To attain this, we use again the `accuracy()` function but we do not provide an argument for `by`. It will therefore default to grouping solely by `.model` and the `Key` identifier of the time series. Let us check this:

```{r}
google_2015_fc_cv %>% 
  accuracy(google_2015)
```

This is equivalent to doing:

```{r}
google_2015_fc_cv %>% 
  accuracy(google_2015, by = c(".model", "Symbol"))
```

The above metrics are the average performance metrics of each of the model types over all the train-test splits and forecast horizons. For example:

-   The row corresponding to the `Drift` contains the error metrics of the drift model averaged over the 233 train-test splits and over all the forecast horizons.

## Exercise cross-validation

### Task

Perform cross validation on the australian beer production dataset. Use the dataset recent_production created during this lesson.

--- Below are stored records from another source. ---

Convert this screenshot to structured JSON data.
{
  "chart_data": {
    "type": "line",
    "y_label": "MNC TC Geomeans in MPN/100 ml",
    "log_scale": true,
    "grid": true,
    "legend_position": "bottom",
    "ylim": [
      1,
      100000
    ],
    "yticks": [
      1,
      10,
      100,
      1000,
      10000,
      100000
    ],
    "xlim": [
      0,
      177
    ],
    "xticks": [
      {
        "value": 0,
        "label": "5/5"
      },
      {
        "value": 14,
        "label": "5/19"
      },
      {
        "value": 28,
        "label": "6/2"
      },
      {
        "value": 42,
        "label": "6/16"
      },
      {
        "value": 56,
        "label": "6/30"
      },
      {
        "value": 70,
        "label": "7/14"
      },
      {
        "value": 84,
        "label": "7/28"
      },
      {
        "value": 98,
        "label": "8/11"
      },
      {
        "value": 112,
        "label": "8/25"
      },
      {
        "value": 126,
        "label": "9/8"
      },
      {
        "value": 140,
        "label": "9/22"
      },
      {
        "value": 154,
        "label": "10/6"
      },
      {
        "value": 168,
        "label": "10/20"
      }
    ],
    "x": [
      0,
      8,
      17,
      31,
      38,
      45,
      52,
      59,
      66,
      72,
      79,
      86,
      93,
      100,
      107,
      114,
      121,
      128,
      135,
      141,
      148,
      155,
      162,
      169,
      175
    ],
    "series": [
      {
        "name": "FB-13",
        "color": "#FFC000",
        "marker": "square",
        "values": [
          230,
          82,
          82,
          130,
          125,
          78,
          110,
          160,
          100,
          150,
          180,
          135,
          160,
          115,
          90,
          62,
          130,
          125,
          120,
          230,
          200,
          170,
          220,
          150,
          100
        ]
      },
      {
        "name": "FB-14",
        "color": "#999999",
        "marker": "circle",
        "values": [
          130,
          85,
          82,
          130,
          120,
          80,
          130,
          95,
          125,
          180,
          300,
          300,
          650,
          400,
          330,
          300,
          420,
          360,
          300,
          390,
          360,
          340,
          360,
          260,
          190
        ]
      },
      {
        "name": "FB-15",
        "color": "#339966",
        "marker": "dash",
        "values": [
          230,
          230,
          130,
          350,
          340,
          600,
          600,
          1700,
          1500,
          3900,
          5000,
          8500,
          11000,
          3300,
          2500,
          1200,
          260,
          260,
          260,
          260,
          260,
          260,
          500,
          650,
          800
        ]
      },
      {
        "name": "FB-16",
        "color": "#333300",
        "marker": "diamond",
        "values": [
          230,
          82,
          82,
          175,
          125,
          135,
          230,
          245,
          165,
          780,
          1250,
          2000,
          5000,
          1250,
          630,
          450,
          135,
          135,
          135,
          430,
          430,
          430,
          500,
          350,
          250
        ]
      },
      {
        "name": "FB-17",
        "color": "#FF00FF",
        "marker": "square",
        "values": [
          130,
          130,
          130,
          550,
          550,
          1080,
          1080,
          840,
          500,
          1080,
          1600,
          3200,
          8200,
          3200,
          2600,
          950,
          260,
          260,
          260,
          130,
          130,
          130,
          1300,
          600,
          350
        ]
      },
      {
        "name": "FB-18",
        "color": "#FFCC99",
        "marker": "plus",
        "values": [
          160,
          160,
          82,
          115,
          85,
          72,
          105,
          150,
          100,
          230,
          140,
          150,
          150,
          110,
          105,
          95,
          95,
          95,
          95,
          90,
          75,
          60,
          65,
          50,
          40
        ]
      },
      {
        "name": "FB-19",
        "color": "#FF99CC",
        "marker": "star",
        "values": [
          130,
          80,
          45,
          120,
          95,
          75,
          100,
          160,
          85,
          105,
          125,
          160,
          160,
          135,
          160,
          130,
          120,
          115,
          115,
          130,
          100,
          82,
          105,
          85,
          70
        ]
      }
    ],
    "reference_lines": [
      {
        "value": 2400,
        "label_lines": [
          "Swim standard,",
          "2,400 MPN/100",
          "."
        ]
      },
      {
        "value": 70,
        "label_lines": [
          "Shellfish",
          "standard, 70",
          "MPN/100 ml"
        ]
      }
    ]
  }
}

### Step 0. Identify your dataset and think about which variables you need

-   We will work with `recent_production`, specifically with the production of beer, which we will store in `beer_production`. We will apply `stretch_tsibble()` to this time series to generate our set training datasets.
-   For convenience I will select only the varialbes relevant to the analysis

```{r}
recent_production <- aus_production %>%
  filter(year(Quarter) >= 1992)
```

```{r}
beer_production <- select(recent_production, Quarter, Beer)
beer_production
```

### Step 1. Create the set of training datasets using `stretch_tsibble()`

### Step 2: Fit the models

### Step 3: generate the forecasts

Consider a forecast horizon of up to 4.

### Step 4: generate cross-validated accuracy metrics

#### 4.1 Option 1: generate accuracy metrics for each combination of model and forecast horizon.

#### 4.2 Option 2: generate average accuracy metrics for each model averaged over all the forecasting horizons.